LHV has already opened a London office in the tech hub of Old Street and expects to start onboarding clients in the second half of this year. The bank’s offering for fintechs will include real-time payments, overdraft facilities and foreign exchange. Lending and cross-border services will be provided via its headquarters in Tallinn.
Brexit effect
The decision to open in London was made a month before the Brexit vote but LHV’s management was undismayed by the outcome, according to Kitter. “It didn’t make a difference to our focus,” he says. “London is the fintech capital of Europe, if not the world, and we believe that won’t change after Brexit.”
The UK’s decision to leave the EU could even work to LHV’s advantage, he adds. “We are a eurozone bank so if companies need to open up an additional base in Europe after Brexit due to the disappearance of existing passporting rule then we’ll be able to help them,” he says.
Kitter notes that LHV already has experience of bringing global fintechs into the EU. “One of our customers is headquartered in Australia and doing fintech business in Asia-Pacific,” he says. “When they expanded to Europe they needed a banking partner and came to us.”
LHV UK’s main competitors in London will likely be other fintech-focused players such as ClearBank, the UK lender launched last year by WorldPay founder Nick Ogden, and German payments giant Wirecard rather than traditional banks, according to Kitter.
“I wouldn’t say fintech companies have been dismissed by large banks but there has been some reluctance to work with them,” he says. “This is partly because they have been seen as competitors but also due to a lack of risk appetite.
“If you don’t understand a customer then it’s easier to say no rather than spend time digging into their business model and getting to grips with the technology.”
By the same token, fintech firms prefer to work with digitally sophisticated banks, adds Kitter. “When fintechs are building up their services they expect their banking partners to have a similar technological background,” he says.
In this respect, LHV has good credentials. Since inception, the bank has been technology-focused. It only has two physical branches in Estonia – in Tallinn and Tartu – and builds all its digital platforms in-house.

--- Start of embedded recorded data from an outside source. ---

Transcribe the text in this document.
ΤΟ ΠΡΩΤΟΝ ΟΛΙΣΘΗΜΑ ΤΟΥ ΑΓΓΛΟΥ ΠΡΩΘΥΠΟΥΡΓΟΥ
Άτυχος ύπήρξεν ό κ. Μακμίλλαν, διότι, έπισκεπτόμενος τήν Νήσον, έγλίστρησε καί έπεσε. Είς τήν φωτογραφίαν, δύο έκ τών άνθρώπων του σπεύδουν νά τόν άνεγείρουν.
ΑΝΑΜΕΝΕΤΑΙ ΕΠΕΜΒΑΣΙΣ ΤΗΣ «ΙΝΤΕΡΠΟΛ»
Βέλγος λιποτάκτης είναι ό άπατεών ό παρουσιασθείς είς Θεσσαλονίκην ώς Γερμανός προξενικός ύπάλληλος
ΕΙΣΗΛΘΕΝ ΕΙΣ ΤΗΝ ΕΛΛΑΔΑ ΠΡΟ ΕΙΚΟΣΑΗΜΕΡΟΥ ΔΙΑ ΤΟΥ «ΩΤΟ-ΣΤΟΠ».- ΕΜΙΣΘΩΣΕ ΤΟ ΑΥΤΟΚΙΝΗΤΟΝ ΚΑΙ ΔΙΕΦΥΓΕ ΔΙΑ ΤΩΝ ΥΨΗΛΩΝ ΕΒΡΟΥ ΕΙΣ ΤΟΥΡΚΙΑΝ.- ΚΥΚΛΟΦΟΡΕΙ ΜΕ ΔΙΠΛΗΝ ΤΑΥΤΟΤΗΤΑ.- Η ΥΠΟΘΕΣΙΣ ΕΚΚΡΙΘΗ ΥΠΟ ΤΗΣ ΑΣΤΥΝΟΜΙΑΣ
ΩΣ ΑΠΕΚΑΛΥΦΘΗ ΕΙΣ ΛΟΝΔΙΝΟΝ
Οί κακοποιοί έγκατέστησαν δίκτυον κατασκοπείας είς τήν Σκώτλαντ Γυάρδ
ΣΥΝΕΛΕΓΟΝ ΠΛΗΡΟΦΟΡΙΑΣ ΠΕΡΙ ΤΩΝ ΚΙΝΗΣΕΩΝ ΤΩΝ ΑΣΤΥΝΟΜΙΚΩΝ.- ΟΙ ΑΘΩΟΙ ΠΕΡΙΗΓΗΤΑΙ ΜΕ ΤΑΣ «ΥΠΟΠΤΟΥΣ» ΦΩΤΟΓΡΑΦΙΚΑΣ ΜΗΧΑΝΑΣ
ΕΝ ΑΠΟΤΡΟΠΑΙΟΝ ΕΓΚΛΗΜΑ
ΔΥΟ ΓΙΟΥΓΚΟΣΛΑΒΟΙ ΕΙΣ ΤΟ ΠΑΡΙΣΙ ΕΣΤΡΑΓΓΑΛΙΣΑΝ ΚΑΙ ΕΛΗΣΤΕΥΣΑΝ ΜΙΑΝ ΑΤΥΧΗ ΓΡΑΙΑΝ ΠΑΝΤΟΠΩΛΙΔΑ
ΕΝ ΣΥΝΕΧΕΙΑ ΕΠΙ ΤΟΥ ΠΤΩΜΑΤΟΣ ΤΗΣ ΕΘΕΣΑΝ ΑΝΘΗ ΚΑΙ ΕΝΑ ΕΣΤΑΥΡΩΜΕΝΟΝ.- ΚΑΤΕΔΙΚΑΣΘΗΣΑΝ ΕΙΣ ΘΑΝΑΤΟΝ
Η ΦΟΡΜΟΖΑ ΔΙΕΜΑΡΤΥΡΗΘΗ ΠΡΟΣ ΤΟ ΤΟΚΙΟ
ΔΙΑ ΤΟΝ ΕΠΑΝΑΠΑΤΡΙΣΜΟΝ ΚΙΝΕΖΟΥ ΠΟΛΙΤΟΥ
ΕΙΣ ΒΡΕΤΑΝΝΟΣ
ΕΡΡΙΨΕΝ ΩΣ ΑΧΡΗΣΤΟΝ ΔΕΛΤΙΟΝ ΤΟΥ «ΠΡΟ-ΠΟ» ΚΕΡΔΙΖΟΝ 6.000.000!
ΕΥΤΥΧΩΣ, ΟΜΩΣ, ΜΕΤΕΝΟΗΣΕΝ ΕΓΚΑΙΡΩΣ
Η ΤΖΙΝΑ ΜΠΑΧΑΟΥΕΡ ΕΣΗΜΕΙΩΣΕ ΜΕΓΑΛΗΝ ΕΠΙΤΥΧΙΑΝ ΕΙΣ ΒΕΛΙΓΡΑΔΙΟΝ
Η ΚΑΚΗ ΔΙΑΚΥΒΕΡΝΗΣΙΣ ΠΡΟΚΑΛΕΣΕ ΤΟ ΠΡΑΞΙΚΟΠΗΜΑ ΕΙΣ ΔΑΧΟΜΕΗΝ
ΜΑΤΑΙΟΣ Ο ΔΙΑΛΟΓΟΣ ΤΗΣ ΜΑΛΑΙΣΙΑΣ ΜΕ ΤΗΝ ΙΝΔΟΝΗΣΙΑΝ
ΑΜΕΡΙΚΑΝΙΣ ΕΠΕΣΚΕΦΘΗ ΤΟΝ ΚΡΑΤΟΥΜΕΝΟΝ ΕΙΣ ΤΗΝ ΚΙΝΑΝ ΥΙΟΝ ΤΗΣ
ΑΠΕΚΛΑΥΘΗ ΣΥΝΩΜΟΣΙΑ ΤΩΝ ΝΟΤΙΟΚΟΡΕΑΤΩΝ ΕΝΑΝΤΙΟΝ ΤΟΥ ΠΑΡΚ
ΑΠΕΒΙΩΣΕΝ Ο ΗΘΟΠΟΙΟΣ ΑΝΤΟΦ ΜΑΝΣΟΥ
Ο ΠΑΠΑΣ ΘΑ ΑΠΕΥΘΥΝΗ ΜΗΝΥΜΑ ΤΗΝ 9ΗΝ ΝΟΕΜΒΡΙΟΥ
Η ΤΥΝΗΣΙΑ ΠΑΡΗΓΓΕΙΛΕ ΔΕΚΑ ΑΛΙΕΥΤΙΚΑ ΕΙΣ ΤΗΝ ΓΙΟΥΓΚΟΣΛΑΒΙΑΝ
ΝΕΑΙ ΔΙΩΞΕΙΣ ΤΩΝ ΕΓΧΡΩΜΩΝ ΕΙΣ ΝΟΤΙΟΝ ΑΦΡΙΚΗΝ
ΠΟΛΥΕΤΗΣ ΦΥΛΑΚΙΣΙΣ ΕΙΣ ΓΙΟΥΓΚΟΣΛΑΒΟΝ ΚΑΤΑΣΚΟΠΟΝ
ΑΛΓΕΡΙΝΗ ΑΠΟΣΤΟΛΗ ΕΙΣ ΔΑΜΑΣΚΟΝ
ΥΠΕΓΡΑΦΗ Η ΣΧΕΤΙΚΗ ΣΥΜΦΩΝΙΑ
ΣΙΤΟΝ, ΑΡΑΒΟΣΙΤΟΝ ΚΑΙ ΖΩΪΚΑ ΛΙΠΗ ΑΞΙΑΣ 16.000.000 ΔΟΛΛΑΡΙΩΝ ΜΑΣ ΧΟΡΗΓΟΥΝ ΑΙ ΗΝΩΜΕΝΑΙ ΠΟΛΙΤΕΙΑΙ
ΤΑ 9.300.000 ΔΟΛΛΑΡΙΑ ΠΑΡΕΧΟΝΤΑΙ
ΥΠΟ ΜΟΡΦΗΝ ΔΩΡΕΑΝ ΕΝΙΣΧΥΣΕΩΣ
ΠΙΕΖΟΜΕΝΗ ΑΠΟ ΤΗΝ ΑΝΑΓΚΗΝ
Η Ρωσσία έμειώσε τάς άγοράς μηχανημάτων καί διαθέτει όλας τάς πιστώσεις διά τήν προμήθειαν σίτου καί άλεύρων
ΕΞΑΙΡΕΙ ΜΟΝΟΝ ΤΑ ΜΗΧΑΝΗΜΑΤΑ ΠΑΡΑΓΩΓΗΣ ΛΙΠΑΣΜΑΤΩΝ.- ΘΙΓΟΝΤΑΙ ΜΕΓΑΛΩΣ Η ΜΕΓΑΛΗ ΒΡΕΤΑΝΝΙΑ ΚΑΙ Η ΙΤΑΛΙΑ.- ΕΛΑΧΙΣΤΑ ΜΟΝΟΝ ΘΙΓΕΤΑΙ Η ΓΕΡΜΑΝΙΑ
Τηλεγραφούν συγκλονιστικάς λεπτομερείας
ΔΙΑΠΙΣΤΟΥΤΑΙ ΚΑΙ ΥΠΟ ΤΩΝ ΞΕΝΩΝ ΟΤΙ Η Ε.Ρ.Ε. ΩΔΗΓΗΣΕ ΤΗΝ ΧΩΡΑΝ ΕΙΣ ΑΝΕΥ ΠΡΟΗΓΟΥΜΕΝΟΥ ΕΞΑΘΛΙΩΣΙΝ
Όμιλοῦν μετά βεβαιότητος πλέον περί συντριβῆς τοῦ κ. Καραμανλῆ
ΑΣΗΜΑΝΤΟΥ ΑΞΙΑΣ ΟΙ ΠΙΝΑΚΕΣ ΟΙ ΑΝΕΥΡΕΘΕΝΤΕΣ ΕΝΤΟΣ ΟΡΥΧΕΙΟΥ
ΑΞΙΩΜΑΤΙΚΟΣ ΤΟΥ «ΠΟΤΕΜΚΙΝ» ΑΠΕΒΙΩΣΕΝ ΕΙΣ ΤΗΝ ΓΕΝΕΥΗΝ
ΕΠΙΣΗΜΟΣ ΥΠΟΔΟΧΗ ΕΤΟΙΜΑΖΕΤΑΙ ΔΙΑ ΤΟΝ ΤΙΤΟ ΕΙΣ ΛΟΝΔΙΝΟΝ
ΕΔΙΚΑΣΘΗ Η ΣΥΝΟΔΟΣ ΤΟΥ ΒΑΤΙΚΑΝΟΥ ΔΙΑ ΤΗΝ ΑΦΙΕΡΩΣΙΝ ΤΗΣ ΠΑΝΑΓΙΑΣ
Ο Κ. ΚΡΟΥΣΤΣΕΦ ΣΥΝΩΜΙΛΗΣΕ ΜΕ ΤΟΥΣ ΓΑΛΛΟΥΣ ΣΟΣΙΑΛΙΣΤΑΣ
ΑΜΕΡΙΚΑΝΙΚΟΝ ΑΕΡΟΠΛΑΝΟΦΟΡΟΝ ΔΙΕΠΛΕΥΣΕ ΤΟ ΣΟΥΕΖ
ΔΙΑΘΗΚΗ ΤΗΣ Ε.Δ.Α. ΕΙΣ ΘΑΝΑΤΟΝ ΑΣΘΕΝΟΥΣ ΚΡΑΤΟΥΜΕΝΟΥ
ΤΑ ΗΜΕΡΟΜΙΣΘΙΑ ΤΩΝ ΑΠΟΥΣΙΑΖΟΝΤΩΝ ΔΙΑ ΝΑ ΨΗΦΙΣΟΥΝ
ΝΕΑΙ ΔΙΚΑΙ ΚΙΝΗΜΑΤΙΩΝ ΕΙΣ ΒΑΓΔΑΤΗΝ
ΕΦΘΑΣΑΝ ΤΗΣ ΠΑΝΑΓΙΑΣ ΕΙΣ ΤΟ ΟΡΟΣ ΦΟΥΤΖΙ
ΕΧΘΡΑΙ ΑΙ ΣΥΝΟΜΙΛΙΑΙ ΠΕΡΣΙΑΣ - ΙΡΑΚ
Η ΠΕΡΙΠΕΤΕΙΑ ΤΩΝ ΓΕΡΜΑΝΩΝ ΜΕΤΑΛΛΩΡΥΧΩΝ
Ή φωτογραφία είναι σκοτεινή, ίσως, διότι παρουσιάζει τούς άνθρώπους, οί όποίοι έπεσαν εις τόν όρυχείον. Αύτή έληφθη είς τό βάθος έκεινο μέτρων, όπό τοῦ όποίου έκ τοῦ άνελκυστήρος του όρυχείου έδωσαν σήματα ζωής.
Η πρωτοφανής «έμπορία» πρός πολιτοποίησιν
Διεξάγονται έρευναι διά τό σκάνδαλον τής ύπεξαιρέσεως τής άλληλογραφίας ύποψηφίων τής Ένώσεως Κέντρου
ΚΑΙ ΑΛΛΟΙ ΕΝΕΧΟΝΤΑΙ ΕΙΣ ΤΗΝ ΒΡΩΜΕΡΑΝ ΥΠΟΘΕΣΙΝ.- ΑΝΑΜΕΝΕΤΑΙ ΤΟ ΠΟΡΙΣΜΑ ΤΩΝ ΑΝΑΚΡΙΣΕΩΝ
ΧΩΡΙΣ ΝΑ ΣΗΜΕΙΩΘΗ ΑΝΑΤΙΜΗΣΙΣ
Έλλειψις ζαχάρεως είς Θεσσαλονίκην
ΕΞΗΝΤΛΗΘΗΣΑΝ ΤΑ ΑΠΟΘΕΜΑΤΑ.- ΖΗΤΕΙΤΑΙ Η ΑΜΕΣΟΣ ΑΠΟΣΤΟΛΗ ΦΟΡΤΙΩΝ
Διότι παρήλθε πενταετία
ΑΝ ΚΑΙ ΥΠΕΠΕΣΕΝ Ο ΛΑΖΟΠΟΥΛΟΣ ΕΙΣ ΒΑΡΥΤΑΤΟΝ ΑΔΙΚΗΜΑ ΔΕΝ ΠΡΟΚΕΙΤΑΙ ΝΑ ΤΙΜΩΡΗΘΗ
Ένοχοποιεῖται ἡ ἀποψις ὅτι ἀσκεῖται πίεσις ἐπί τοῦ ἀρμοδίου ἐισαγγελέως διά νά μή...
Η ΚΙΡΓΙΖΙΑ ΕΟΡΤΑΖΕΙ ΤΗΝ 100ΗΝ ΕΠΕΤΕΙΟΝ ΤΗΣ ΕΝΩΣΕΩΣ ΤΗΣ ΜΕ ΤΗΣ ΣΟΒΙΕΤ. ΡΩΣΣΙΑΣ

A quarter of the bank’s staff work in IT development.
With an eye to the fintech market, LHV has been particularly assiduous in developing APIs. It was also an early adopter of blockchain, building a closed-loop micropayment platform using the technology in 2014. “We wanted to verify whether blockchain was suitable for financial transactions so we ran a closed test with our employees and some of our merchant customers,” says Kitter.
LHV was founded by Estonian entrepreneurs Rain Lohmus and Andres Viisemann, who still have a combined shareholding of more than 30%. The group raised €46.2 million from retail investors via an IPO on the Nasdaq Tallinn Stock Exchange in 2016 and had a market capitalization of €268 million at the end of December. More than 80% of current shareholders are customers of the bank.